Lars-Gunnar Bodin is without doubt one of the big Kahunas in Swedish 20th century art music. I see from the notes here that he’s credited, along with Bengt Emil Johnson, with inventing the term “Text-Sound Composition” in the first place, which isn’t to say they were trying to create a restrictive elite, but rather define a very precise description for a practice they considered to be unique. Among Bodin’s accomplishments in his homeland, he was chairman of Fylkingen and studio director of EMS; internationally, a student of Stockhausen, Ligeti, and disciple and fellow-traveller with Cage and David Tudor. No surprise that his ‘Semicolon; Seance IV’ is showcased by being given the entirety of side B, allowing its 18 minute length to unfurl like a grand flag. This full version makes up for its previously truncated release on CD in 1994.

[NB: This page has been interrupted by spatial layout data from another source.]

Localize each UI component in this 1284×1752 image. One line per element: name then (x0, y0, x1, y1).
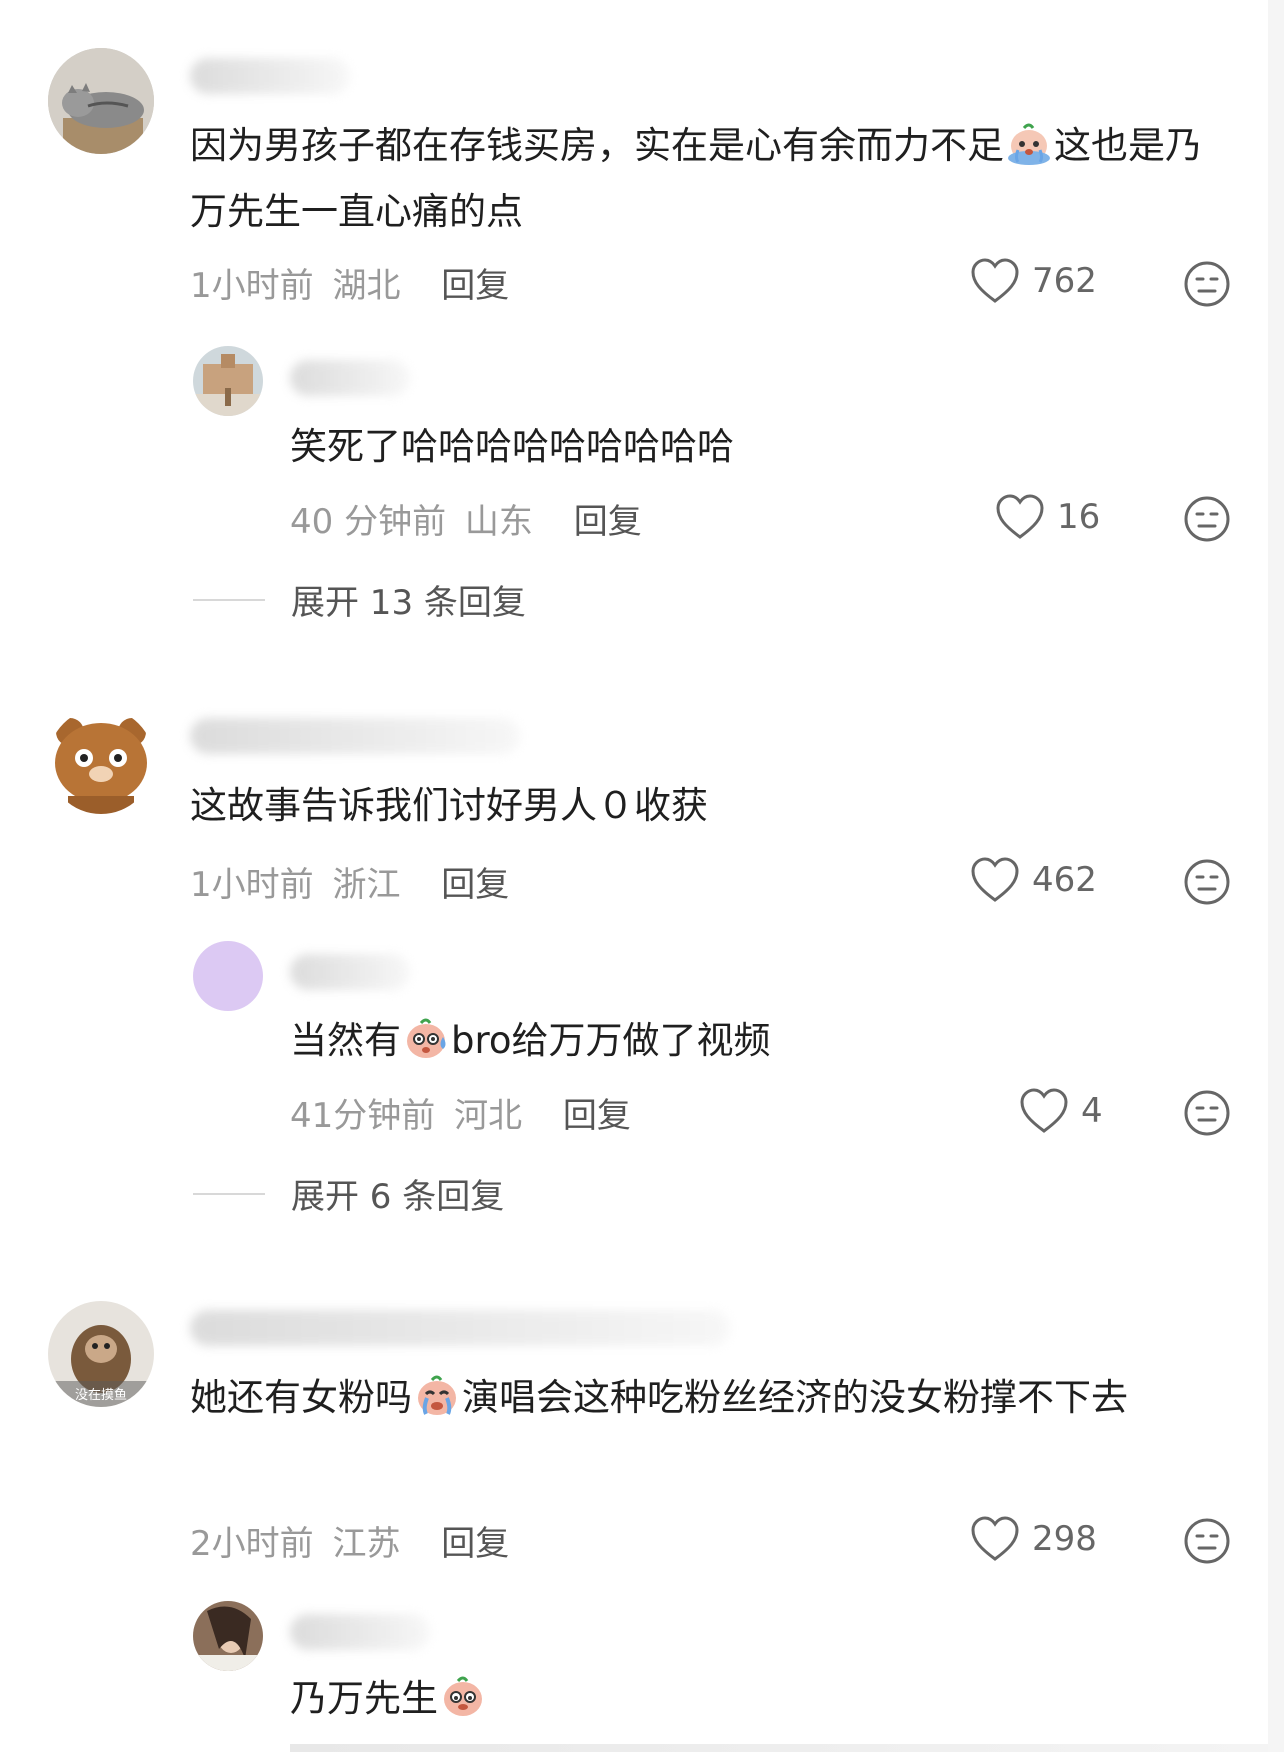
next-comment-meta-cut (290, 1744, 1270, 1752)
reply-button[interactable]: 回复 (441, 865, 509, 905)
comment-location: 河北 (454, 1096, 523, 1136)
like-button[interactable]: 298 (970, 1516, 1097, 1562)
like-button[interactable]: 16 (995, 494, 1100, 540)
avatar[interactable] (193, 941, 263, 1011)
dislike-face-icon[interactable] (1183, 260, 1231, 308)
like-count: 762 (1032, 261, 1097, 301)
crying-emoji-icon (418, 1375, 456, 1415)
dislike-face-icon[interactable] (1183, 858, 1231, 906)
comment-time: 41分钟前 (290, 1096, 436, 1136)
comment-time: 1小时前 (190, 865, 314, 905)
shy-emoji-icon (444, 1676, 482, 1716)
comment-location: 江苏 (332, 1524, 401, 1564)
comment-location: 湖北 (332, 266, 401, 306)
subreply-meta: 40 分钟前 山东 回复 (290, 494, 642, 543)
avatar[interactable] (193, 1601, 263, 1671)
building-avatar-image (193, 346, 263, 416)
comment-text: 她还有女粉吗 演唱会这种吃粉丝经济的没女粉撑不下去 (190, 1365, 1210, 1431)
dislike-face-icon[interactable] (1183, 495, 1231, 543)
username-blurred[interactable] (290, 1614, 430, 1650)
avatar[interactable]: 没在摸鱼 (48, 1301, 154, 1407)
avatar-caption: 没在摸鱼 (75, 1387, 127, 1403)
comment-time: 40 分钟前 (290, 502, 447, 542)
heart-icon (971, 857, 1019, 902)
comment-text: 因为男孩子都在存钱买房，实在是心有余而力不足 这也是乃万先生一直心痛的点 (190, 113, 1210, 245)
comment-text: 这故事告诉我们讨好男人０收获 (190, 784, 708, 827)
heart-icon (971, 1516, 1019, 1561)
username-blurred[interactable] (290, 360, 410, 396)
crying-emoji-icon (1008, 123, 1050, 165)
comment-meta: 2小时前 江苏 回复 (190, 1516, 509, 1565)
username-blurred[interactable] (190, 718, 520, 754)
reply-button[interactable]: 回复 (574, 502, 642, 542)
heart-icon (1020, 1088, 1068, 1133)
comment-location: 浙江 (332, 865, 401, 905)
subreply-meta: 41分钟前 河北 回复 (290, 1088, 631, 1137)
sweat-emoji-icon (407, 1018, 446, 1058)
reply-button[interactable]: 回复 (441, 266, 509, 306)
subreply-text: 乃万先生 (290, 1666, 488, 1732)
comment-location: 山东 (464, 502, 533, 542)
avatar[interactable] (48, 48, 154, 154)
dislike-face-icon[interactable] (1183, 1517, 1231, 1565)
comment-meta: 1小时前 湖北 回复 (190, 258, 509, 307)
like-count: 16 (1057, 497, 1101, 537)
avatar[interactable] (48, 708, 154, 814)
reply-button[interactable]: 回复 (563, 1096, 631, 1136)
heart-icon (971, 258, 1019, 303)
expand-replies-label: 展开 6 条回复 (291, 1177, 505, 1217)
like-button[interactable]: 762 (970, 258, 1097, 304)
comment-meta: 1小时前 浙江 回复 (190, 857, 509, 906)
dislike-face-icon[interactable] (1183, 1089, 1231, 1137)
expand-replies-button[interactable]: 展开 6 条回复 (193, 1169, 504, 1218)
bear-avatar-image (48, 708, 154, 814)
expand-replies-label: 展开 13 条回复 (291, 583, 526, 623)
username-blurred[interactable] (190, 1310, 730, 1346)
subreply-text: 笑死了哈哈哈哈哈哈哈哈哈 (290, 425, 734, 468)
like-count: 462 (1032, 860, 1097, 900)
like-count: 298 (1032, 1519, 1097, 1559)
right-edge-strip (1268, 0, 1284, 1752)
username-blurred[interactable] (190, 58, 350, 94)
like-button[interactable]: 462 (970, 857, 1097, 903)
cat-avatar-image (48, 48, 154, 154)
divider-line (193, 598, 265, 601)
expand-replies-button[interactable]: 展开 13 条回复 (193, 575, 526, 624)
subreply-text: 当然有 bro给万万做了视频 (290, 1008, 771, 1074)
comment-time: 1小时前 (190, 266, 314, 306)
monkey-avatar-image: 没在摸鱼 (48, 1301, 154, 1407)
like-count: 4 (1081, 1091, 1103, 1131)
portrait-avatar-image (193, 1601, 263, 1671)
reply-button[interactable]: 回复 (441, 1524, 509, 1564)
like-button[interactable]: 4 (1019, 1088, 1103, 1134)
avatar[interactable] (193, 346, 263, 416)
comment-time: 2小时前 (190, 1524, 314, 1564)
username-blurred[interactable] (290, 954, 410, 990)
heart-icon (996, 494, 1044, 539)
divider-line (193, 1192, 265, 1195)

‘Semicolon; Seance IV’ is an electro-acoustic composition really, although voices and spoken word play a major part. Percussion and piano are to the fore, plus some clattering racket I can only allude to as “unseen banging about in a room”, but rendered in a very deliberate and composed way. The voice parts are delivered by the Svisch group, an ad-hoc ensemble featuring many notable Swedes, yapping out their avant-blather in stern manner. For instance the great Åke Hodell, whose 3-CD Verbal Brainwash is an unforgettable diatribe of harshly political text-sound attacks, is part of this team.
I wish I could get under the carapace of this difficult piece, and I suspect that even if I understood the Swedish language I would still be baffled by the utterances and sayings of the Svisch group. The text portions were apparently inspired by parapsychology, an abstruse enough field in the first place which leaves me stranded from the get-go, and the fundamental themes have probably been further mutated by passing through the complex brain filters of the great Bodin and his large cranium. An awareness of Öyvind Fahlström’s “happenings” of the early 1960s also fed into the piece, which may account for the tremendous sense of “moment” going on here. A mysterious, yet compelling series of episodes for us to process.
We’re also witnessing the rise of the EMS Studio in Stockholm as an important cultural force. ‘Semicolon’ was executed in the early 1960s at a time before EMS was as sophisticated as it now is; Bodin is at some pains to express what an achievement it was to realise the piece at all, and is effusive in his praise of Christer Grewin’s technical assistance. No wonder.